The Jefferson Journal

Chris Braunlich


 

Twilight Zone Politics

The Reading First program has boosted children's reading performance in schools across Virginia, but it may fall victim to the surreal politics of No Child Left Behind.


 

In discussing politics many pundits describe a political “Twilight Zone,” where the far-left and far-right come together. This year’s “Twilight Zone” is where you’ll find the federal No Child Left Behind law, scheduled for reauthorization this year.

 

Conservatives hate the increased federal involvement in education; liberals hate the proscriptive emphasis on results. And thoughtful policymakers on both sides find NCLB’s practice of lumping schools into the same “in need of improvement” pot, whether they miss one target or 20, badly in need of improvement itself. 

 

But there is a very real risk that the stampede against NCLB may overlook important accomplishments that could have a profound effect on educationally underserved children.

 

NCLB took the federal government into the nation’s “Reading Wars.” NCLB’s “Reading First” program spent about $1 billion a year (two percent of federal education spending) to encourage states and local school districts to utilize reading programs based on the best scientific research. Funds became available for new textbooks, new curricula and teacher training incorporating the five commonly recognized elements of early reading instruction: phonemic awareness, decoding, vocabulary development, reading fluency, and reading comprehension strategies.

 

What made Reading First a radical notion wasn’t that federal money was being offered. It was that, for the first time, the feds were insisting that money be spent on programs that actually had a track record of success. Forty years of research on how children learn to read had largely been ignored when dollars were being handed out for reading programs. This time, thanks to NCLB, taxpayer funds were to subsidize successful efforts, not failure.

 

That riled up a good number of education ideologues who are charter members in what Sol Stern, of the Manhattan Institute, called, “a cult-like attachment to a Romantic theory of reading instruction called ‘whole language,’ which recently morphed into ‘balanced literacy’ to make it sound more reasonable to dubious parents.”

 

Although many schools and school divisions in Virginia did not apply for the federal funds, 60 Virginia schools have received Reading First grants since the first awards were made.

 

The Thomas Jefferson Institute recently released a report, “Literacy in Virginia: Observations on Reading First,” evaluating the schools that used Reading First grants with those that did not.

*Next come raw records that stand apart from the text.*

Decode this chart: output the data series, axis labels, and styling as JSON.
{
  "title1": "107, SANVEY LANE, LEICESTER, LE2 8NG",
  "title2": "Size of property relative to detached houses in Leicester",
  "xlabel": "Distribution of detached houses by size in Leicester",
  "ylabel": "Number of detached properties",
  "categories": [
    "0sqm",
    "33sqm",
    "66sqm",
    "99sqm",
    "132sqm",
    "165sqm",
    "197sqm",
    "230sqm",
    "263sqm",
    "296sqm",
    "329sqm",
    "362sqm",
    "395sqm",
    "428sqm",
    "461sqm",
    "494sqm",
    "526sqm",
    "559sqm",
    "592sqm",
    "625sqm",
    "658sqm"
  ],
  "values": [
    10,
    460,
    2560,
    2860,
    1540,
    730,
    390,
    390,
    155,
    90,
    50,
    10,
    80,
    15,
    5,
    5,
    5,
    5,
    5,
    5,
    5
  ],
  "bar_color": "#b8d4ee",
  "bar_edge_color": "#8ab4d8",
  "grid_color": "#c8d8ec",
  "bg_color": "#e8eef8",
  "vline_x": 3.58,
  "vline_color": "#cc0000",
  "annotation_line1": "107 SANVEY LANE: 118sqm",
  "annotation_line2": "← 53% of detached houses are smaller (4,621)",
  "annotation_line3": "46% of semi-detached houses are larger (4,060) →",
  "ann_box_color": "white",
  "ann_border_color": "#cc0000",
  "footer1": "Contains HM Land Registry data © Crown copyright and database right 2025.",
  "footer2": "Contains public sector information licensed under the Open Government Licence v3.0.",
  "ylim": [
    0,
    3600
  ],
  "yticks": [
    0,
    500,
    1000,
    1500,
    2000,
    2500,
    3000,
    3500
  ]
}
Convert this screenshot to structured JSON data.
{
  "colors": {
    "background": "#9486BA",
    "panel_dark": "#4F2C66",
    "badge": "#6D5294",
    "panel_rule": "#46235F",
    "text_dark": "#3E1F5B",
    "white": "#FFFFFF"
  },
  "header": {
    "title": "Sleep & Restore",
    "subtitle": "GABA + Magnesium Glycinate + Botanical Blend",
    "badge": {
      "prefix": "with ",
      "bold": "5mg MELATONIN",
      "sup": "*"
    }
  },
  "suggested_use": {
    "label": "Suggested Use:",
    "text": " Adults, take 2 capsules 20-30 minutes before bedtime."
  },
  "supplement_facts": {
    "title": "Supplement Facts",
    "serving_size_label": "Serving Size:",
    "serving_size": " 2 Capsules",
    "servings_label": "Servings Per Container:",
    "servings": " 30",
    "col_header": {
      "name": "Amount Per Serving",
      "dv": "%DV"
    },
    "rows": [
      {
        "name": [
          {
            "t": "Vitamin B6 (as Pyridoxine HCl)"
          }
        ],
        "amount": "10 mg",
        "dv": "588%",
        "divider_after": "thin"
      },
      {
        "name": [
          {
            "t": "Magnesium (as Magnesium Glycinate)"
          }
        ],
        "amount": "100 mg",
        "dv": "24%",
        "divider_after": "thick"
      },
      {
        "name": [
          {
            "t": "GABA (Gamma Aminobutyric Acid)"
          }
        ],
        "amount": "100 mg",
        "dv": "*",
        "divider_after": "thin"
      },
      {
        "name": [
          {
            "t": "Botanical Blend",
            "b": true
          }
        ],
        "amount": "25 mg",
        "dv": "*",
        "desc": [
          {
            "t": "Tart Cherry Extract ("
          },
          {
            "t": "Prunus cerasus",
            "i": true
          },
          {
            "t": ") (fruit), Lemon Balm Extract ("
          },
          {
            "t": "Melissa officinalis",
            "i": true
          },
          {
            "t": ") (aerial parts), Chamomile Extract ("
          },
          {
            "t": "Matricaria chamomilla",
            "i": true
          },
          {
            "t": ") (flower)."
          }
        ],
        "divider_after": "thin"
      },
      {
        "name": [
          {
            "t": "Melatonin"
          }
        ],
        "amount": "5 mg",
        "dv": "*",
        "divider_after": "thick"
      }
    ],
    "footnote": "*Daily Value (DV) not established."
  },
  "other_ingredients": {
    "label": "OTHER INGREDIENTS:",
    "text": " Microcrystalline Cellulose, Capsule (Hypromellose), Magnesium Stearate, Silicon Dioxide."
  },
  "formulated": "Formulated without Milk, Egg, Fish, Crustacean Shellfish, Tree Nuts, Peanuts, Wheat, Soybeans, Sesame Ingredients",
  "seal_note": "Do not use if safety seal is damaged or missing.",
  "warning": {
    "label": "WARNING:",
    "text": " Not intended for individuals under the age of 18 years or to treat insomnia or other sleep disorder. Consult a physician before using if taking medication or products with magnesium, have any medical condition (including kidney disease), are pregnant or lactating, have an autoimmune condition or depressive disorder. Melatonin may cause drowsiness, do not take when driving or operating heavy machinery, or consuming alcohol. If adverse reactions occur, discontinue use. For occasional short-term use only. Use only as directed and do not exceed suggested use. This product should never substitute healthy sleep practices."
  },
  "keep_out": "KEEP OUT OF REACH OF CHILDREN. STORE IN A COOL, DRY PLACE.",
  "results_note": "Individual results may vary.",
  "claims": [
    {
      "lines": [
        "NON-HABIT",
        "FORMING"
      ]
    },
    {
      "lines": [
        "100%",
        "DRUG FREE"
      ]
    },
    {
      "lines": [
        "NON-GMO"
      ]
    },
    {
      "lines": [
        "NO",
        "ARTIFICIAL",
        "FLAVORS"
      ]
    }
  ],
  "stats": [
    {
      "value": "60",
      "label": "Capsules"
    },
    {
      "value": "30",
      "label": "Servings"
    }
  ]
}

It includes comparisons with non-Reading First schools with similar demographics.

 

While it is still too early to draw final conclusions, early observations are suggestive. Passing rates at Reading First schools increased nearly three times faster in the two years after the grants than in the six years before the grants. Reading First schools improved at a more rapid rate than non-Reading First schools in the same school division. And high poverty Reading First schools improved more rapidly than similarly high poverty non-Reading First schools over the two years of the program.

 

Rural Wythe County perhaps provides the best case study of reading success. It’s six elementary schools had been struggling for more than five years to improve their third grade reading scores and meet state accreditation standards. At one school, fewer than 41 percent were reading on grade level in third grade; only one school saw more than 70 percent of its students pass the third grade reading exam. 

 

Five of those six schools used “Reading First” grants to restructure their entire reading program. Third grade reading gains after two years ranged from 19.8 percentile points to as high as 40.5 percentile points. 

 

Given its success, renewal of the Reading First program this year ought to be a slam-dunk. But it may get caught in a double cross-fire, opposed in the political wars by those seeking to undercut the signature domestic issue of an embattled President Bush and resisted in the “Reading Wars” by those stuck in yesteryear’s ideology of whole language reading theories.

 

Without vocal support from those educators who have witnessed its benefits, Reading First may stay stuck in “another dimension … a land of shadow and substance, of things and ideas.” And kids, who must learn to read in order to be successful, will lose.

 

-- April 2, 2007

 

 

 

 

 

 

 

 

Chris Braunlich is a former member of the Fairfax County School Board and Vice President of the Thomas Jefferson Institute for Public Policy, the leading non-partisan public policy foundation in Virginia.